Science aims to deliver the means to eliminate much of what once passed 
for human suffering.
But as the opening article in our 
Series on health in the occupied Palestinian territory shows, dimensions
 of suffering, especially at the community level, are measurable and 
often severe. Science has not eradicated suffering, despite its enormous
 power to deliver technologies to improve health. Being more humble 
about the experience of individuals, rather than simply drawing up 
reductive report cards of their health status, opens up the possibility 
for a more realistic understanding of what it means to be healthy. The 
fact is that one cannot be healthy in an unhealthy society.
Health
 certainly has to encompass these complex determinants of illness. But 
to say this can induce a feeling of fatigue, even defeat. The obstacles 
to a minimum quantity of health seem so huge and so complex that it is 
almost impossible for a single doctor to have any influence on their 
effects. But if we take a more modest view of what health means, perhaps
 we may be able to transcend the complexities of disease and offer a 
very practical mission for modern medicine.
That mission was set out most clearly by a French physician, Georges Canguilhem, in his 1943 book, The Normal and the Pathological.
 Canguilhem rejected the idea that there were normal or abnormal states 
of health. He saw health not as something defined statistically or 
mechanistically.

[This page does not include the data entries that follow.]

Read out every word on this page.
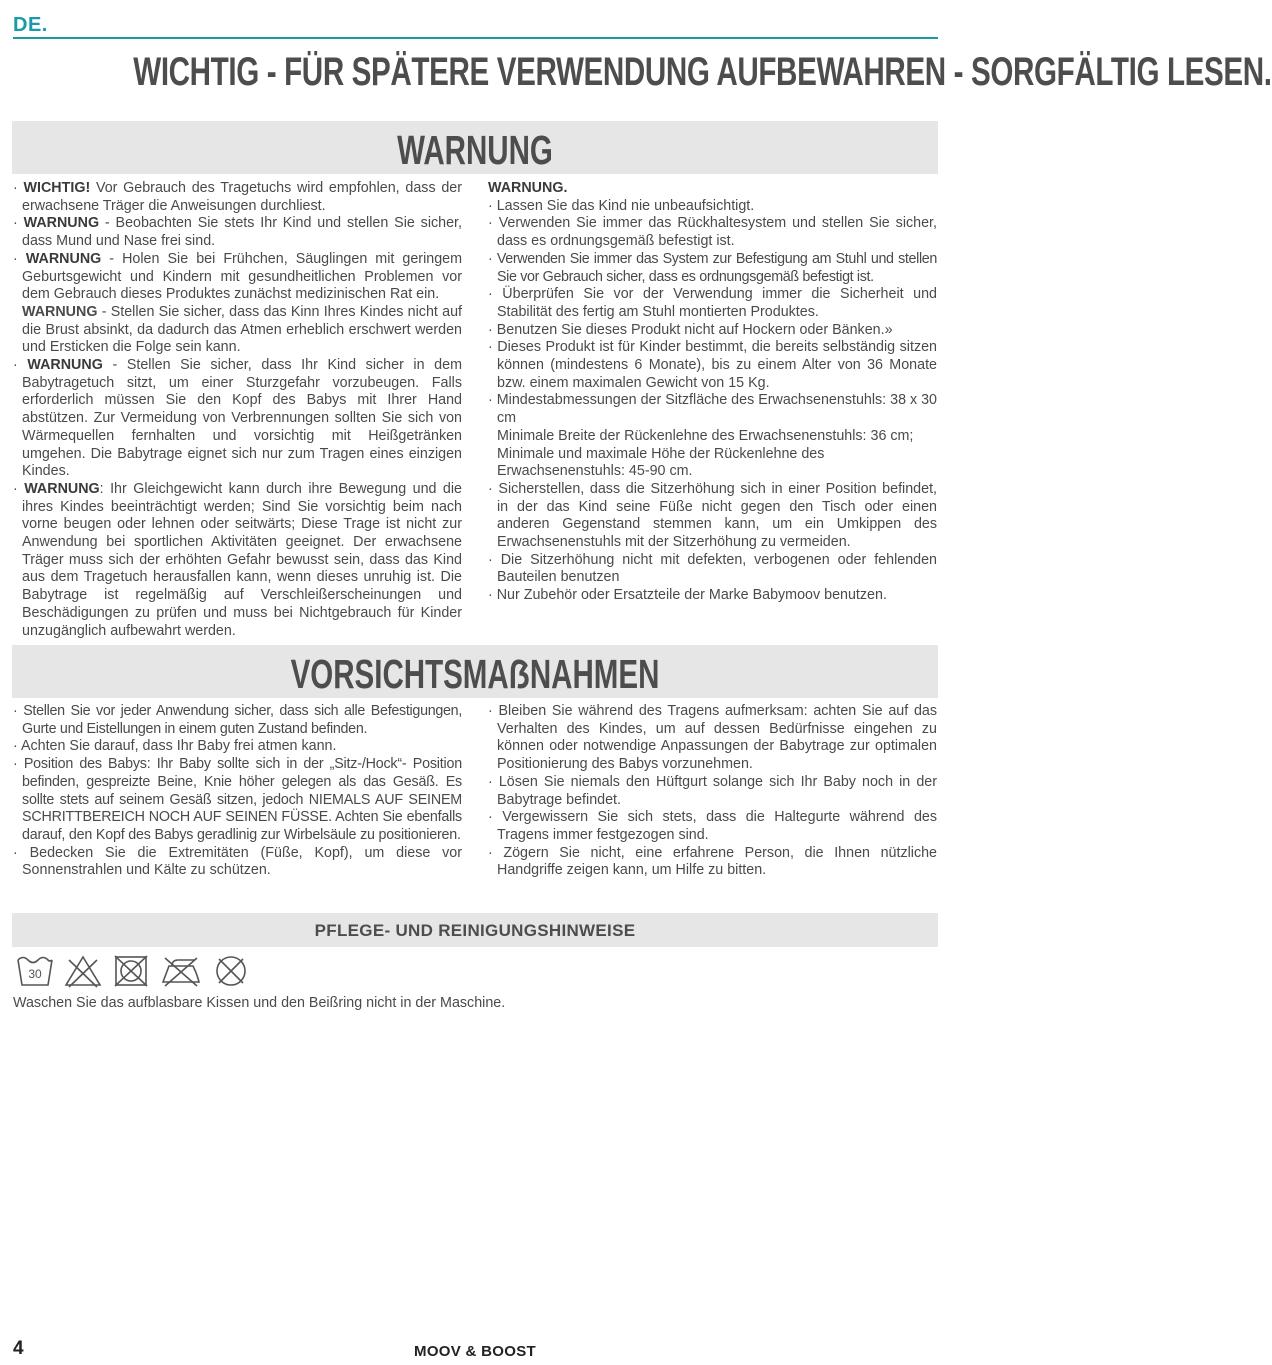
DE.
WICHTIG - FÜR SPÄTERE VERWENDUNG AUFBEWAHREN - SORGFÄLTIG LESEN.
WARNUNG

· WICHTIG! Vor Gebrauch des Tragetuchs wird empfohlen, dass der erwachsene Träger die Anweisungen durchliest.

· WARNUNG - Beobachten Sie stets Ihr Kind und stellen Sie sicher, dass Mund und Nase frei sind.

· WARNUNG - Holen Sie bei Frühchen, Säuglingen mit geringem Geburtsgewicht und Kindern mit gesundheitlichen Problemen vor dem Gebrauch dieses Produktes zunächst medizinischen Rat ein.

WARNUNG - Stellen Sie sicher, dass das Kinn Ihres Kindes nicht auf die Brust absinkt, da dadurch das Atmen erheblich erschwert werden und Ersticken die Folge sein kann.

· WARNUNG - Stellen Sie sicher, dass Ihr Kind sicher in dem Babytragetuch sitzt, um einer Sturzgefahr vorzubeugen. Falls erforderlich müssen Sie den Kopf des Babys mit Ihrer Hand abstützen. Zur Vermeidung von Verbrennungen sollten Sie sich von Wärmequellen fernhalten und vorsichtig mit Heißgetränken umgehen. Die Babytrage eignet sich nur zum Tragen eines einzigen Kindes.

· WARNUNG: Ihr Gleichgewicht kann durch ihre Bewegung und die ihres Kindes beeinträchtigt werden; Sind Sie vorsichtig beim nach vorne beugen oder lehnen oder seitwärts; Diese Trage ist nicht zur Anwendung bei sportlichen Aktivitäten geeignet. Der erwachsene Träger muss sich der erhöhten Gefahr bewusst sein, dass das Kind aus dem Tragetuch herausfallen kann, wenn dieses unruhig ist. Die Babytrage ist regelmäßig auf Verschleißerscheinungen und Beschädigungen zu prüfen und muss bei Nichtgebrauch für Kinder unzugänglich aufbewahrt werden.

WARNUNG.

· Lassen Sie das Kind nie unbeaufsichtigt.

· Verwenden Sie immer das Rückhaltesystem und stellen Sie sicher, dass es ordnungsgemäß befestigt ist.

· Verwenden Sie immer das System zur Befestigung am Stuhl und stellen Sie vor Gebrauch sicher, dass es ordnungsgemäß befestigt ist.

· Überprüfen Sie vor der Verwendung immer die Sicherheit und Stabilität des fertig am Stuhl montierten Produktes.

· Benutzen Sie dieses Produkt nicht auf Hockern oder Bänken.»

· Dieses Produkt ist für Kinder bestimmt, die bereits selbständig sitzen können (mindestens 6 Monate), bis zu einem Alter von 36 Monate bzw. einem maximalen Gewicht von 15 Kg.

· Mindestabmessungen der Sitzfläche des Erwachsenenstuhls: 38 x 30 cm

Minimale Breite der Rückenlehne des Erwachsenenstuhls: 36 cm; Minimale und maximale Höhe der Rückenlehne des Erwachsenenstuhls: 45-90 cm.

· Sicherstellen, dass die Sitzerhöhung sich in einer Position befindet, in der das Kind seine Füße nicht gegen den Tisch oder einen anderen Gegenstand stemmen kann, um ein Umkippen des Erwachsenenstuhls mit der Sitzerhöhung zu vermeiden.

· Die Sitzerhöhung nicht mit defekten, verbogenen oder fehlenden Bauteilen benutzen

· Nur Zubehör oder Ersatzteile der Marke Babymoov benutzen.

VORSICHTSMAẞNAHMEN

· Stellen Sie vor jeder Anwendung sicher, dass sich alle Befestigungen, Gurte und Eistellungen in einem guten Zustand befinden.

· Achten Sie darauf, dass Ihr Baby frei atmen kann.

· Position des Babys: Ihr Baby sollte sich in der „Sitz-/Hock“- Position befinden, gespreizte Beine, Knie höher gelegen als das Gesäß. Es sollte stets auf seinem Gesäß sitzen, jedoch NIEMALS AUF SEINEM SCHRITTBEREICH NOCH AUF SEINEN FÜSSE. Achten Sie ebenfalls darauf, den Kopf des Babys geradlinig zur Wirbelsäule zu positionieren.

· Bedecken Sie die Extremitäten (Füße, Kopf), um diese vor Sonnenstrahlen und Kälte zu schützen.

· Bleiben Sie während des Tragens aufmerksam: achten Sie auf das Verhalten des Kindes, um auf dessen Bedürfnisse eingehen zu können oder notwendige Anpassungen der Babytrage zur optimalen Positionierung des Babys vorzunehmen.

· Lösen Sie niemals den Hüftgurt solange sich Ihr Baby noch in der Babytrage befindet.

· Vergewissern Sie sich stets, dass die Haltegurte während des Tragens immer festgezogen sind.

· Zögern Sie nicht, eine erfahrene Person, die Ihnen nützliche Handgriffe zeigen kann, um Hilfe zu bitten.

PFLEGE- UND REINIGUNGSHINWEISE
30
Waschen Sie das aufblasbare Kissen und den Beißring nicht in der Maschine.
4	MOOV & BOOST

Rather, he saw health as the ability to adapt to one's 
environment. Health is not a fixed entity. It varies for every 
individual, depending on their circumstances. Health is defined not by 
the doctor, but by the person, according to his or her functional needs.
 The role of the doctor is to help the individual adapt to their unique 
prevailing conditions. This should be the meaning of “personalised 
medicine”.
The beauty of Canguilhem's definition of 
health—of normality—is that it includes the animate and inanimate 
environment, as well as the physical, mental, and social dimensions of 
human life. It puts the individual patient, not the doctor, in a 
position of self-determining authority to define his or her health 
needs. The doctor becomes a partner in delivering those needs.
For
 a scientific journal too, Canguilhem's definition is liberating. By 
using adaptability as the test of health, a journal can evolve to 
address the changing circumstances of disease. Adaptability frees us to 
be agile in the face of shifting forces that shape the wellbeing of 
individuals and populations. Canguilhem's definition also allows us to 
respond to disease globally, taking account of the context of conditions
 in a particular place, as well as time.
Health is an 
elusive as well as a motivating idea. By replacing perfection with 
adaptation, we get closer to a more compassionate, comforting, and 
creative programme for medicine—one to which we can all contribute.